只不过,人们或许会忘记,可他们的钱包却记得一清二楚呢——没钱了就是没钱了!于是乎,这冀州一年上百次的变乱,就是这么来的了。
当然上述的这一切,都是甄家的核心机密,别说是旁人了,就算是他的亲儿子,不是接班的那个,都不会知道。
那黑齿影寒是怎么知道的呢?其实,这就是上司的秘籍了。那就是,上司可以不懂具体的事务,但必须懂,什么事该问什么人,什么事,该给什么人去做。而赵忠年,就是黑齿影寒在“财帛”这方面的智囊。
因此,甄尧的套路,黑齿影寒看不穿,但赵忠年看穿了,那就够了。至于赵忠年是怎么通过能够看到的冰山一角看穿的,实在没必要深究,因为这世间之事,就是这么玄,该你看穿的,你一眼就穿,不该你看穿的,你怎么努力,也是弄不清楚的。

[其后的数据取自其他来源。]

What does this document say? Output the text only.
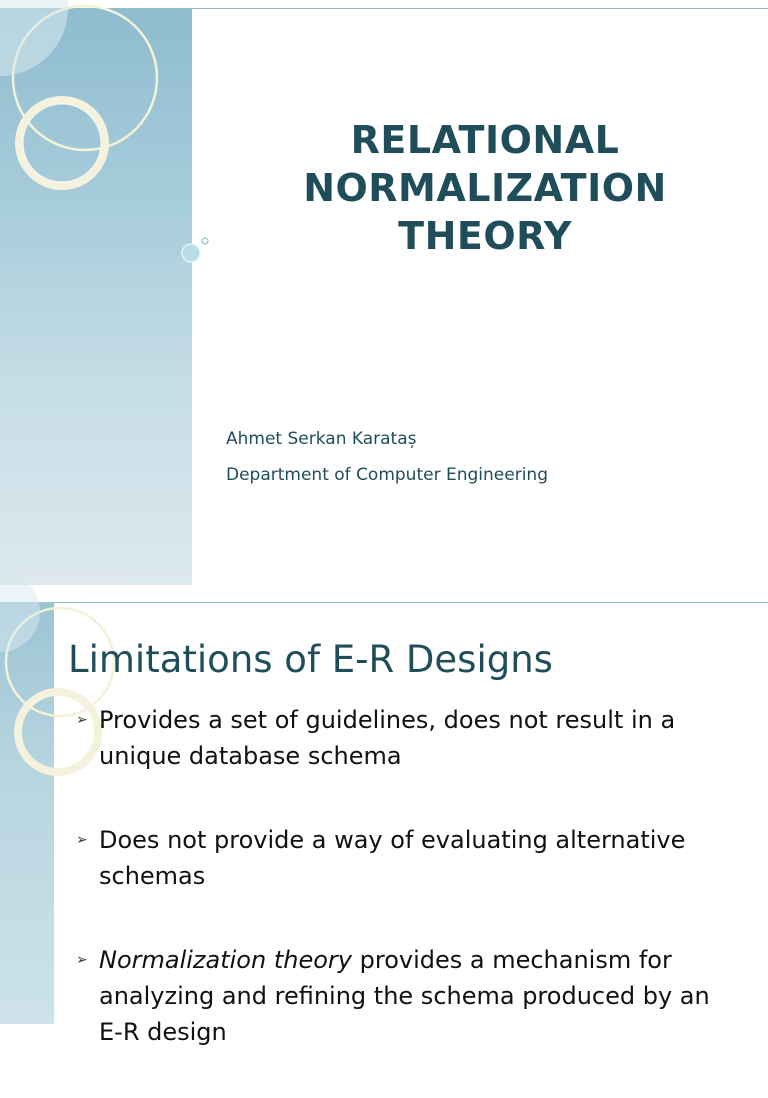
RELATIONAL
NORMALIZATION
THEORY
Ahmet Serkan Karataș
Department of Computer Engineering
Limitations of E-R Designs
➢ Provides a set of guidelines, does not result in a unique database schema
➢ Does not provide a way of evaluating alternative schemas
➢ Normalization theory provides a mechanism for analyzing and refining the schema produced by an E-R design
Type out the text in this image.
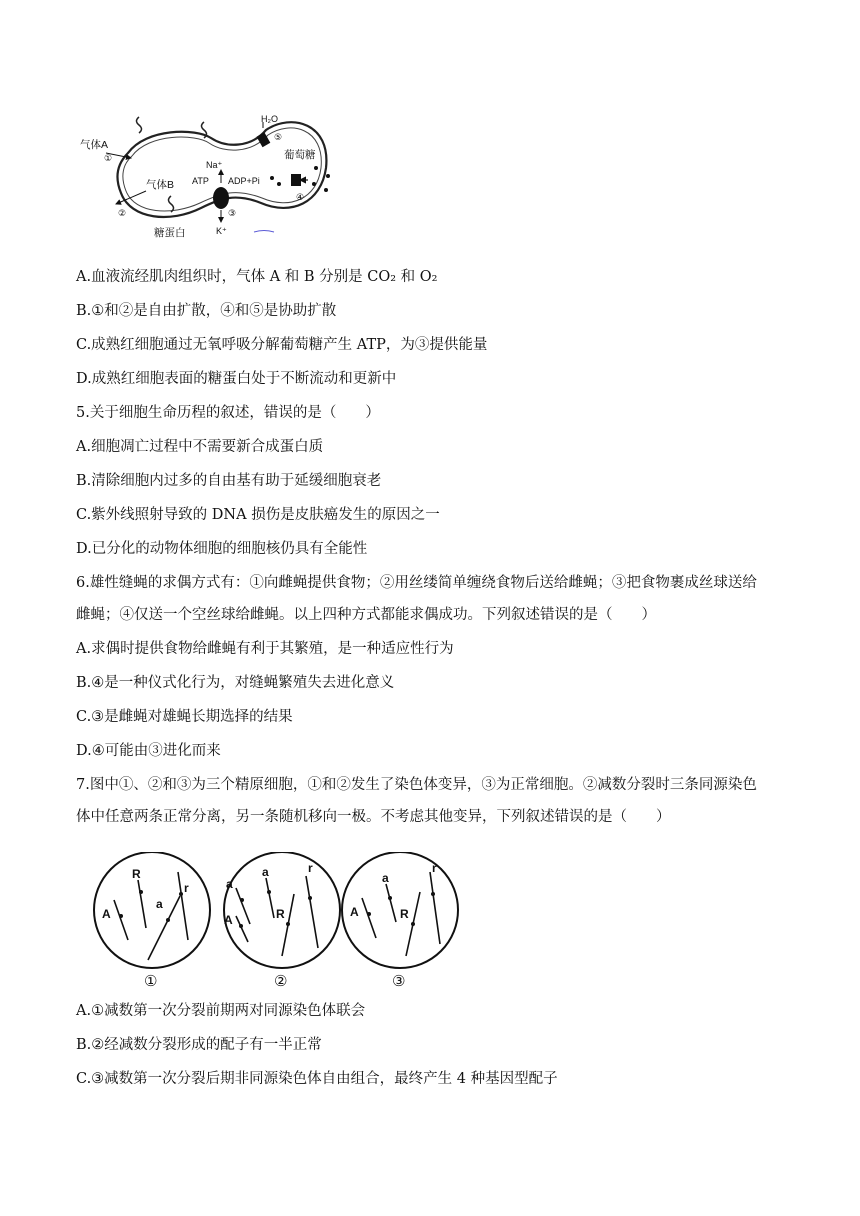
气体A
①
气体B
②
糖蛋白
Na⁺
ATP ADP+Pi
③
K⁺
H₂O
⑤
葡萄糖
④
A.血液流经肌肉组织时，气体 A 和 B 分别是 CO₂ 和 O₂
B.①和②是自由扩散，④和⑤是协助扩散
C.成熟红细胞通过无氧呼吸分解葡萄糖产生 ATP，为③提供能量
D.成熟红细胞表面的糖蛋白处于不断流动和更新中
5.关于细胞生命历程的叙述，错误的是（　　）
A.细胞凋亡过程中不需要新合成蛋白质
B.清除细胞内过多的自由基有助于延缓细胞衰老
C.紫外线照射导致的 DNA 损伤是皮肤癌发生的原因之一
D.已分化的动物体细胞的细胞核仍具有全能性
6.雄性缝蝇的求偶方式有：①向雌蝇提供食物；②用丝缕简单缠绕食物后送给雌蝇；③把食物裹成丝球送给
雌蝇；④仅送一个空丝球给雌蝇。以上四种方式都能求偶成功。下列叙述错误的是（　　）
A.求偶时提供食物给雌蝇有利于其繁殖，是一种适应性行为
B.④是一种仪式化行为，对缝蝇繁殖失去进化意义
C.③是雌蝇对雄蝇长期选择的结果
D.④可能由③进化而来
7.图中①、②和③为三个精原细胞，①和②发生了染色体变异，③为正常细胞。②减数分裂时三条同源染色
体中任意两条正常分离，另一条随机移向一极。不考虑其他变异，下列叙述错误的是（　　）
R
A
a
r
①
a
a
A	R
r
②
a
A	R
r
③
A.①减数第一次分裂前期两对同源染色体联会
B.②经减数分裂形成的配子有一半正常
C.③减数第一次分裂后期非同源染色体自由组合，最终产生 4 种基因型配子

而赵忠年的解决思路,也很清晰,那就是通过买、骗、抢等手段从梁祯辖区之外的地方运粮。当然这运送粮食又岂是易事,须知甄尧所领导的利益集团,早就伸到了三州官府的每一个角落。一有什么风吹草动,他们就能知晓,接着一个倒卖军资的罪名就扣下来了。结果至轻也是办事的那个人家破人亡,货物充公。
所幸,这赵忠年办不成的事,黑齿影寒能办成,她的方法,也很简单——直接重兵押运,敢有拦阻的,无论是官是匪,一律扣袁军细作的大帽子,当场格杀,人头带走,然后上报太师府领功。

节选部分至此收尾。